St. Thomas’ monthly residential real estate index uses nine data elements to provide a more detailed analysis of the 13-county market trends.
How much is my home worth? Twin Cities homeowners asking that question might find some encouraging news in a new residential real estate index that for the first time separates traditional, normal home sales from foreclosure and other distressed sales.
The Shenehon Center for Real Estate at the University of St. Thomas’ Opus College of Business released its first Minneapolis St. Paul Residential Real Estate Index. The monthly index uses nine data elements to measure the strength and health of the residential housing market in the 13-county metro market.
The St. Thomas index was developed to provide a more detailed analysis of the Twin Cities residential real estate market than is available from the Standard and Poor’s Case-Shiller Home Price Index.
The widely used Case-Shiller index uses data from repeat sales of single-family homes. It does not distinguish, however between a traditional, normal market sale and a distressed sale. Traditional sales are those unaffected by foreclosure or the threat of foreclosure.
“The St. Thomas index is the first of its kind that we are aware of,” said Herb Tousley, director of real estate programs at St. Thomas. “In recent years we knew that the price had dropped for traditional, undistressed home sales, but we also felt that traditional-sale prices had not dropped as sharply as the Case-Shiller Index would seem to indicate.”
“We decided to create a more detailed index that differentiates between traditional sales and distressed sales. It also accounts for the proportion of distressed sales in the Twin Cities area.”
St. Thomas’ monthly real estate report contains four composite index scores. In addition to an overall index based on all home sales in the Twin Cities, there are separate scores for traditional sales, foreclosure sales and short sales.
St. Thomas’ first report shows that if you own a home or are selling a home that is not distressed, the value has not been impacted as much as less-detailed market data might indicate.
While the selling price of a home is a key component of the St. Thomas index, other factors contribute to the composite score: the number of closed sales, the proportion of distressed to traditional sales, days on the market, month’s supply, number of pending sales, number of new listings, number of homes for sale, and the sale price as a percentage of the asking price.

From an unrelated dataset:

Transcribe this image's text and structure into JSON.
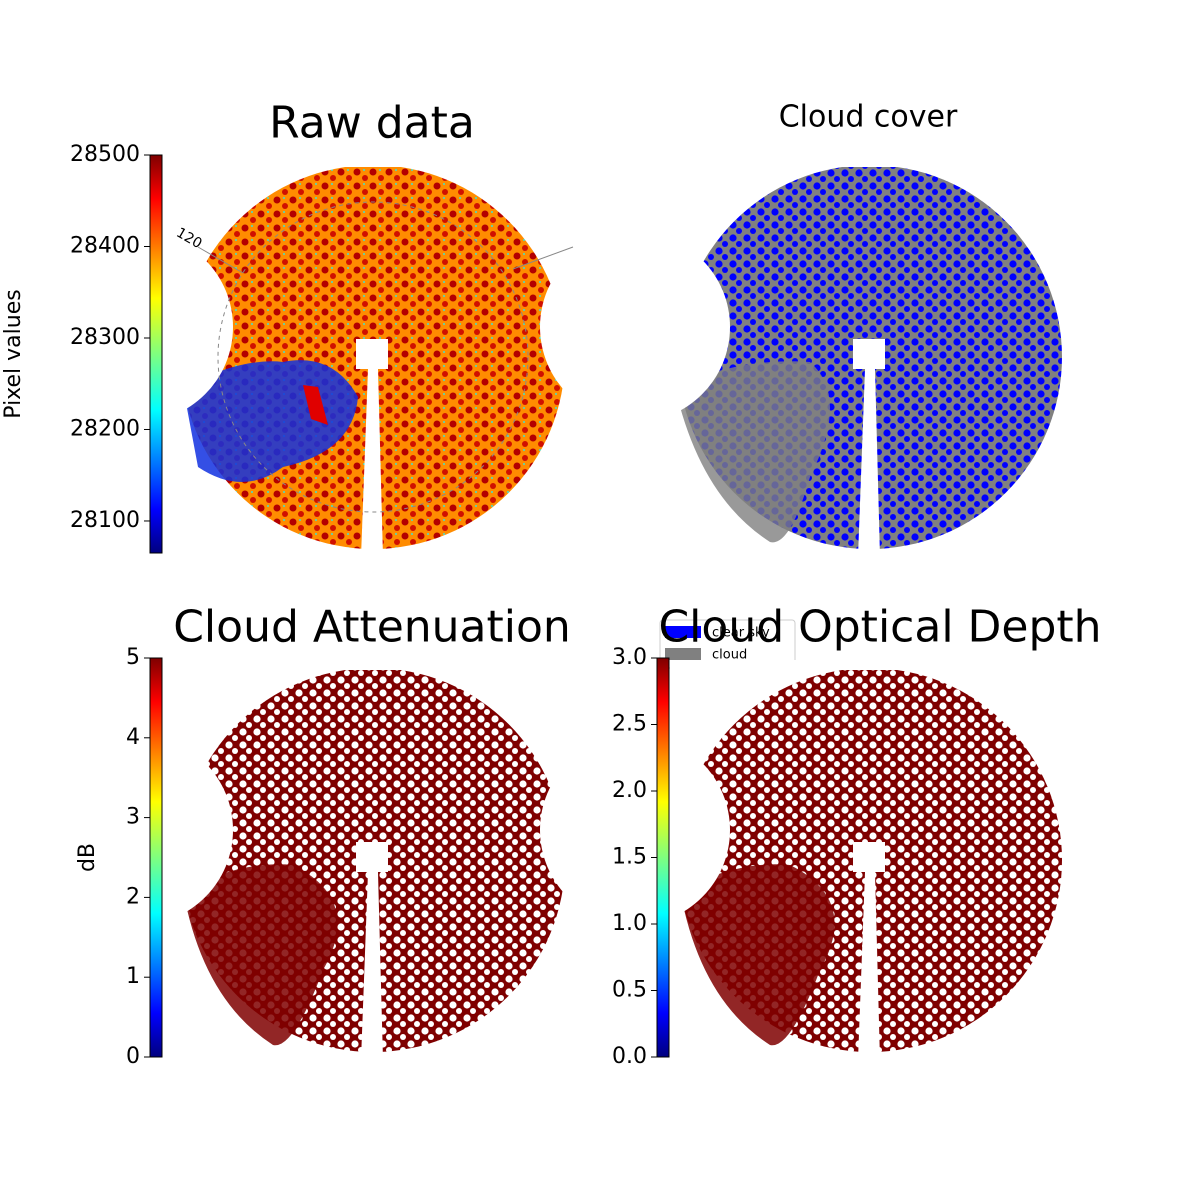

To allow month-to-month comparisons of residential real estate trends in the Twin Cities, St. Thomas assigned the baseline value of 1,000 to January 2005, a month that was near the apex of the residential housing bubble.
A chart showing monthly changes since January 2005 can be found on the Shenehon Center for Real Estate’s website at http://www.stthomas.edu/business/centers/shenehon/research/default.html.
St. Thomas’ chart for the 13-county Twin Cities area shows that since 2005:
- The composite score of all sales hovered above and below the 1,000 baseline until the spring of 2007 when it began a sustained downward trend that hit bottom in March 2011 with a score of 727. It since has rebounded slightly to 784 in June 2011.
- The score for traditional, undistressed sales fell much less and generally has remained in the 900 range. The most recent score was 917.
- The score for distressed sales was considerably lower than all other scores. That index started in the 900 range and has fallen to 602.
- The score for “short sales” generally mirrored the path of the composite score for all home sales and mostly recently was 766.
- For comparison purposes, the Case-Shiller index was scaled and plotted on the St. Thomas chart. On the university’s chart, Case-Shiller remained in the 1,000 range until the fall of 2007 when it began a sharp downward trend. Today it stands at 671, compared to St. Thomas’ score of 917 for undistressed sales and 602 for foreclosure sales.
“Reports that do not separate distressed and traditional sales have data that skews downward wherever a disproportionately large number of sales in a given time are distressed property sales,” Tousley said.
“It varied from month to month, but between 35 percent and 60 percent of all transactions recorded in the last few years were recorded as distressed. This equates to seven to 12 times the normal number of distressed sales, and this disproportionality is what drove other indexes to exhibit low values.”
Tousley noted that St. Thomas’ all-sale composite index moved up 3 percent between April and May, and 4.25 percent between May and June. He attributed much of the increase to a drop in distressed sales from 45 percent down to 38 percent.
“Although this is a good sign, it will take several months of positive growth to be considered a trend. Summer is normally a time when the number of traditional sales increases and prices tend to be higher. If this holds true for the rest of the summer and the percentage of distressed sales continues to decrease, we are cautiously optimistic about seeing improvement in our composite index in the coming months,” he said.
Research for the St. Thomas index was conducted by Tousley and Dr. Thomas Hamilton, associate professor of real estate at the university.
Tousley said each monthly St. Thomas index for the Twin Cities will take about two weeks to calculate. The residential sales data for July, for example, will be analyzed and released by mid-August. That’s about a month sooner than the Case-Shiller data is available.